淩燁在辦公室批改檢修報告,筆尖一頓一頓地劃著批註。寫到一半,終端彈出一條係統通知——是凱斯提交的一份設備校準記錄。他盯著那個名字看了三秒,手指一動,把整個賬號加入了臨時過濾名單。
螢幕重新整理,再無痕跡。
他放下筆,揉了揉眉心。
他知道這樣不對。把私人情緒帶進工作,是他最討厭的行為。可每次看到那張臉,腦子裡就忍不住回放昨晚那一幕——資訊素炸開的瞬間,那種被戳穿底線的窒息感。
他不怕Alpha,也不怕對抗。
他怕的是,自己居然有一瞬間,差點因為那股氣息亂了呼吸。
所以他必須狠。
狠到連自己都覺得冷血,才能穩住那口氣。
另一邊,維修區角落。
凱斯坐在工作台前,反覆調試一台導航模塊。其實這台設備早就通過了檢測,根本不需要再查。
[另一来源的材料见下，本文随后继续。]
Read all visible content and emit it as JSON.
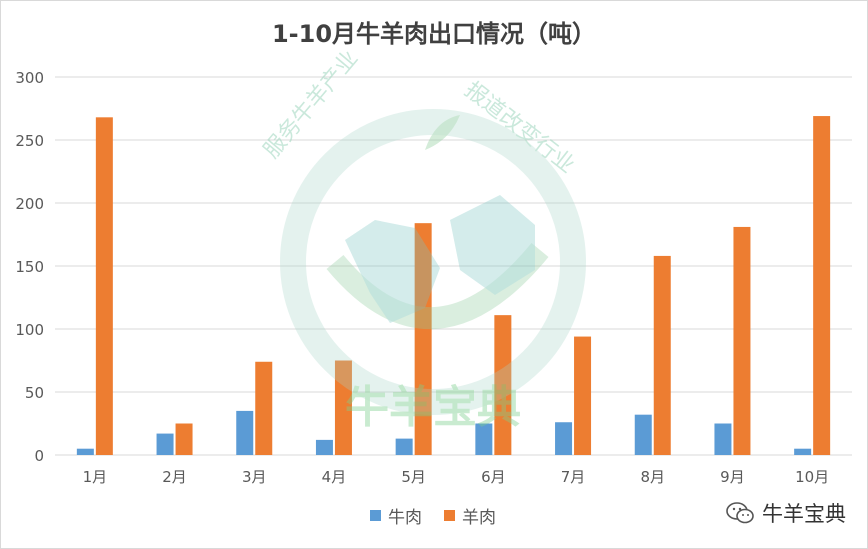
{
  "chart_data": {
    "type": "bar",
    "title": "1-10月牛羊肉出口情况（吨）",
    "categories": [
      "1月",
      "2月",
      "3月",
      "4月",
      "5月",
      "6月",
      "7月",
      "8月",
      "9月",
      "10月"
    ],
    "series": [
      {
        "name": "牛肉",
        "color": "#5b9bd5",
        "values": [
          5,
          17,
          35,
          12,
          13,
          25,
          26,
          32,
          25,
          5
        ]
      },
      {
        "name": "羊肉",
        "color": "#ed7d31",
        "values": [
          268,
          25,
          74,
          75,
          184,
          111,
          94,
          158,
          181,
          269
        ]
      }
    ],
    "ylim": [
      0,
      300
    ],
    "yticks": [
      0,
      50,
      100,
      150,
      200,
      250,
      300
    ],
    "grid": true,
    "legend_position": "bottom"
  },
  "watermark": {
    "arc_top": "服务牛羊产业",
    "arc_right": "报道改变行业",
    "logo_text": "牛羊宝典",
    "colors": {
      "green": "#43b06a",
      "teal": "#3fa3b5"
    }
  },
  "brand": {
    "icon": "wechat-icon",
    "name": "牛羊宝典"
  }
}
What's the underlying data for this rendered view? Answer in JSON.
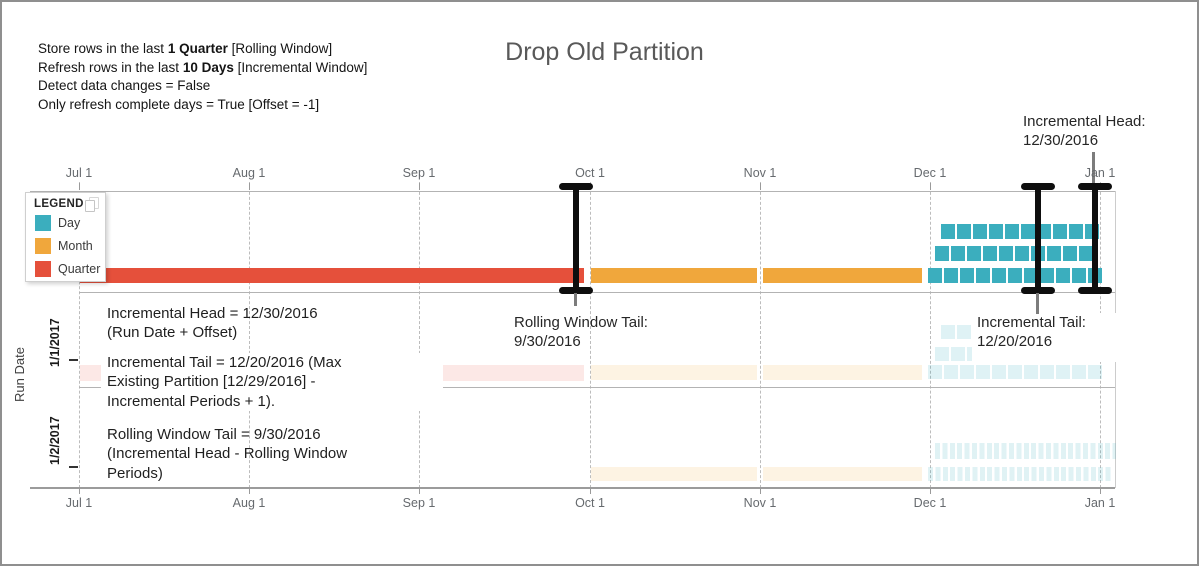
{
  "title": "Drop Old Partition",
  "config": {
    "lines": [
      {
        "pre": "Store rows in the last ",
        "bold": "1 Quarter",
        "post": " [Rolling Window]"
      },
      {
        "pre": "Refresh rows in the last ",
        "bold": "10 Days",
        "post": " [Incremental Window]"
      },
      {
        "pre": "Detect data changes = False",
        "bold": "",
        "post": ""
      },
      {
        "pre": "Only refresh complete days = True [Offset = -1]",
        "bold": "",
        "post": ""
      }
    ]
  },
  "palette": {
    "day": "#3BAEBE",
    "month": "#F0A73C",
    "quarter": "#E5503B",
    "day_faded": "rgba(59,174,190,0.16)",
    "month_faded": "rgba(240,167,60,0.14)",
    "quarter_faded": "rgba(229,80,59,0.13)",
    "marker": "#0e0e0e",
    "leader_gray": "#7c7c7c",
    "title_gray": "#595959"
  },
  "legend": {
    "title": "LEGEND",
    "items": [
      {
        "label": "Day",
        "color": "#3BAEBE"
      },
      {
        "label": "Month",
        "color": "#F0A73C"
      },
      {
        "label": "Quarter",
        "color": "#E5503B"
      }
    ]
  },
  "axis": {
    "title": "Run Date",
    "month_labels": [
      "Jul 1",
      "Aug 1",
      "Sep 1",
      "Oct 1",
      "Nov 1",
      "Dec 1",
      "Jan 1"
    ],
    "run_date_labels": [
      "1/1/2017",
      "1/2/2017"
    ]
  },
  "callouts": {
    "incremental_head": {
      "line1": "Incremental Head:",
      "line2": "12/30/2016"
    },
    "rolling_window_tail": {
      "line1": "Rolling Window Tail:",
      "line2": "9/30/2016"
    },
    "incremental_tail": {
      "line1": "Incremental Tail:",
      "line2": "12/20/2016"
    }
  },
  "annotations": {
    "head": [
      "Incremental Head = 12/30/2016",
      "(Run Date + Offset)"
    ],
    "tail": [
      "Incremental Tail = 12/20/2016 (Max",
      "Existing Partition [12/29/2016] -",
      "Incremental Periods + 1)."
    ],
    "rolling": [
      "Rolling Window Tail = 9/30/2016",
      "(Incremental Head - Rolling Window",
      "Periods)"
    ]
  },
  "chart_data": {
    "type": "bar",
    "subtype": "partition-timeline",
    "title": "Drop Old Partition",
    "x_axis": {
      "tick_labels": [
        "Jul 1",
        "Aug 1",
        "Sep 1",
        "Oct 1",
        "Nov 1",
        "Dec 1",
        "Jan 1"
      ],
      "range": [
        "7/1/2016",
        "1/1/2017"
      ],
      "gridlines": "dashed-monthly"
    },
    "y_axis": {
      "label": "Run Date",
      "rows": [
        "current",
        "1/1/2017",
        "1/2/2017"
      ]
    },
    "legend": {
      "position": "top-left",
      "entries": [
        "Day",
        "Month",
        "Quarter"
      ]
    },
    "rows": [
      {
        "run_date": "current",
        "faded": false,
        "partitions": [
          {
            "grain": "Quarter",
            "start": "7/1/2016",
            "end": "9/30/2016"
          },
          {
            "grain": "Month",
            "start": "10/1/2016",
            "end": "10/31/2016"
          },
          {
            "grain": "Month",
            "start": "11/1/2016",
            "end": "11/30/2016"
          },
          {
            "grain": "Day",
            "start": "12/1/2016",
            "end": "12/31/2016",
            "day_count": 31
          }
        ]
      },
      {
        "run_date": "1/1/2017",
        "faded": true,
        "partitions": [
          {
            "grain": "Quarter",
            "start": "7/1/2016",
            "end": "9/30/2016"
          },
          {
            "grain": "Month",
            "start": "10/1/2016",
            "end": "10/31/2016"
          },
          {
            "grain": "Month",
            "start": "11/1/2016",
            "end": "11/30/2016"
          },
          {
            "grain": "Day",
            "start": "12/1/2016",
            "end": "12/31/2016",
            "day_count": 31
          }
        ]
      },
      {
        "run_date": "1/2/2017",
        "faded": true,
        "partitions": [
          {
            "grain": "Month",
            "start": "10/1/2016",
            "end": "10/31/2016"
          },
          {
            "grain": "Month",
            "start": "11/1/2016",
            "end": "11/30/2016"
          },
          {
            "grain": "Day",
            "start": "12/1/2016",
            "end": "1/2/2017"
          }
        ]
      }
    ],
    "markers": [
      {
        "name": "Rolling Window Tail",
        "date": "9/30/2016"
      },
      {
        "name": "Incremental Tail",
        "date": "12/20/2016"
      },
      {
        "name": "Incremental Head",
        "date": "12/30/2016"
      }
    ]
  }
}
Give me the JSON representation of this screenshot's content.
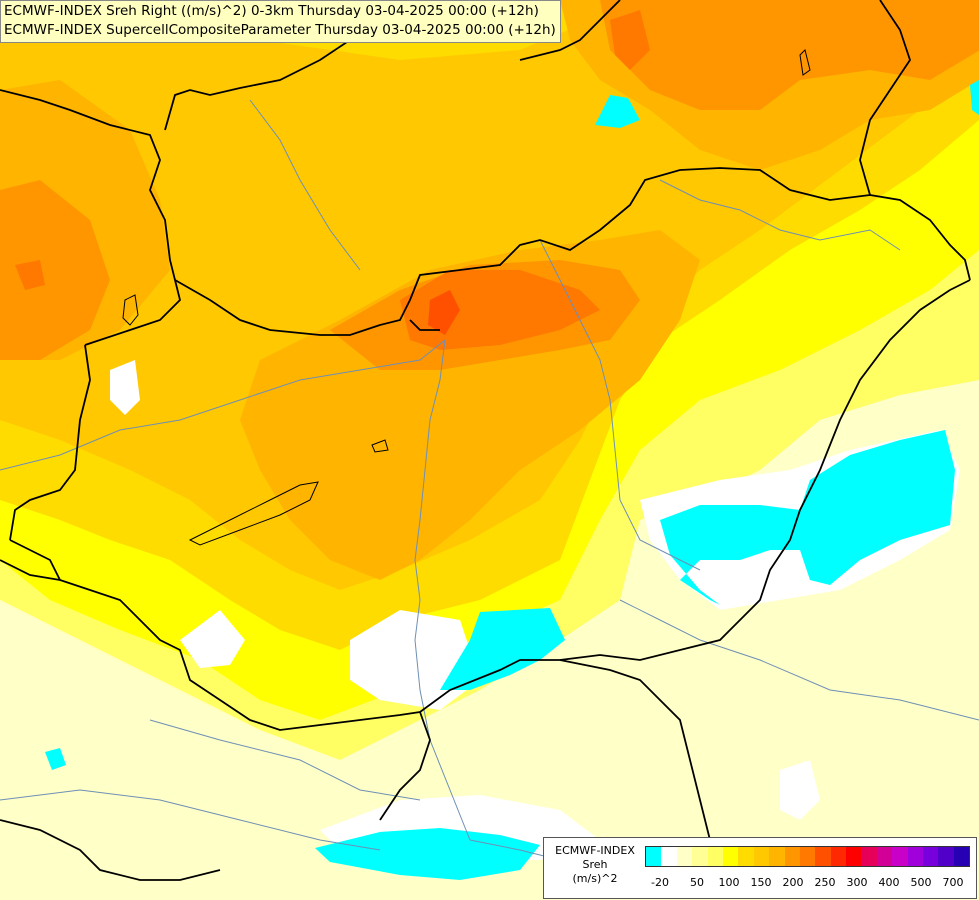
{
  "titles": [
    "ECMWF-INDEX Sreh Right ((m/s)^2) 0-3km Thursday 03-04-2025 00:00 (+12h)",
    "ECMWF-INDEX SupercellCompositeParameter Thursday 03-04-2025 00:00 (+12h)"
  ],
  "legend": {
    "caption_line1": "ECMWF-INDEX",
    "caption_line2": "Sreh",
    "caption_line3": "(m/s)^2",
    "colors": [
      "#00ffff",
      "#ffffff",
      "#ffffc8",
      "#ffff96",
      "#ffff64",
      "#ffff00",
      "#ffdc00",
      "#ffc800",
      "#ffb400",
      "#ff9600",
      "#ff7800",
      "#ff5000",
      "#ff2800",
      "#ff0000",
      "#e6005a",
      "#d20096",
      "#c800c8",
      "#a000dc",
      "#7800dc",
      "#5000c8",
      "#2800b4"
    ],
    "ticks": [
      "-20",
      "50",
      "100",
      "150",
      "200",
      "250",
      "300",
      "400",
      "500",
      "700"
    ]
  }
}
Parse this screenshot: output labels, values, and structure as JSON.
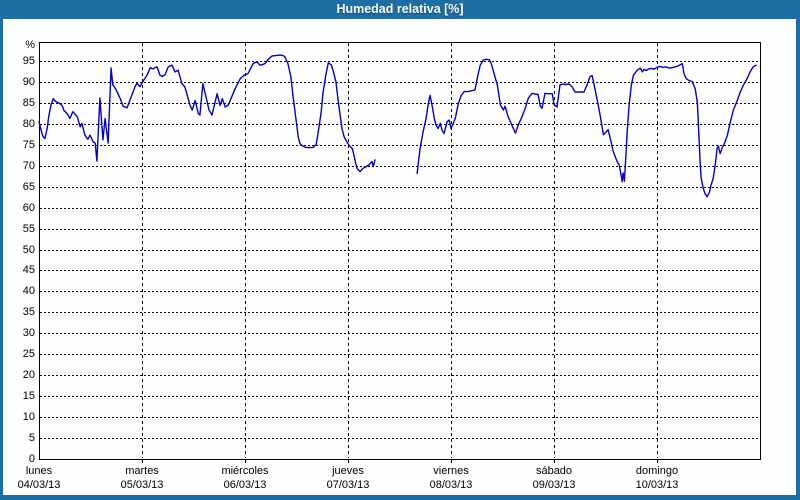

但他一遍遍拆開,裝上,再拆開,手指機械地動著,眼睛卻時不時往通道口瞟。
他不想低頭。
他是阿瑞斯家的兒子,從小到大想要什麼都能得到。就算當年退婚惹了禍,他也認了,改了,甚至不惜隱瞞身份混進整備所,就是為了離他近一點。
他為他改了那麼多,為什麼偏偏在這件事上,對方一點都不理解?
“為你好”怎麼就成了罪過?
他摘下頸側的資訊素阻隔貼,指尖輕輕摩挲那片皮膚。昨夜殘留的氣息似乎還在,淡淡的,像燒儘的火堆餘溫。
他閉了閉眼。
如果換個人,是不是就好了?如果他不是凱斯·阿瑞斯,不是當年那個混蛋少爺,隻是一個普通技術兵,是不是就能好好說話?
可他又不甘心。
憑什麼要他一個人退讓?憑什麼每次都要他低頭?
他也有脾氣。
他也是Alpha。
兩小時後,趙鐵山收拾完工具箱,準備下班。
路過維修區時,他看了眼淩燁的辦公室,燈還亮著。又拐了個彎,看見凱斯仍坐在工作台前,低著頭,不知道在弄什麼。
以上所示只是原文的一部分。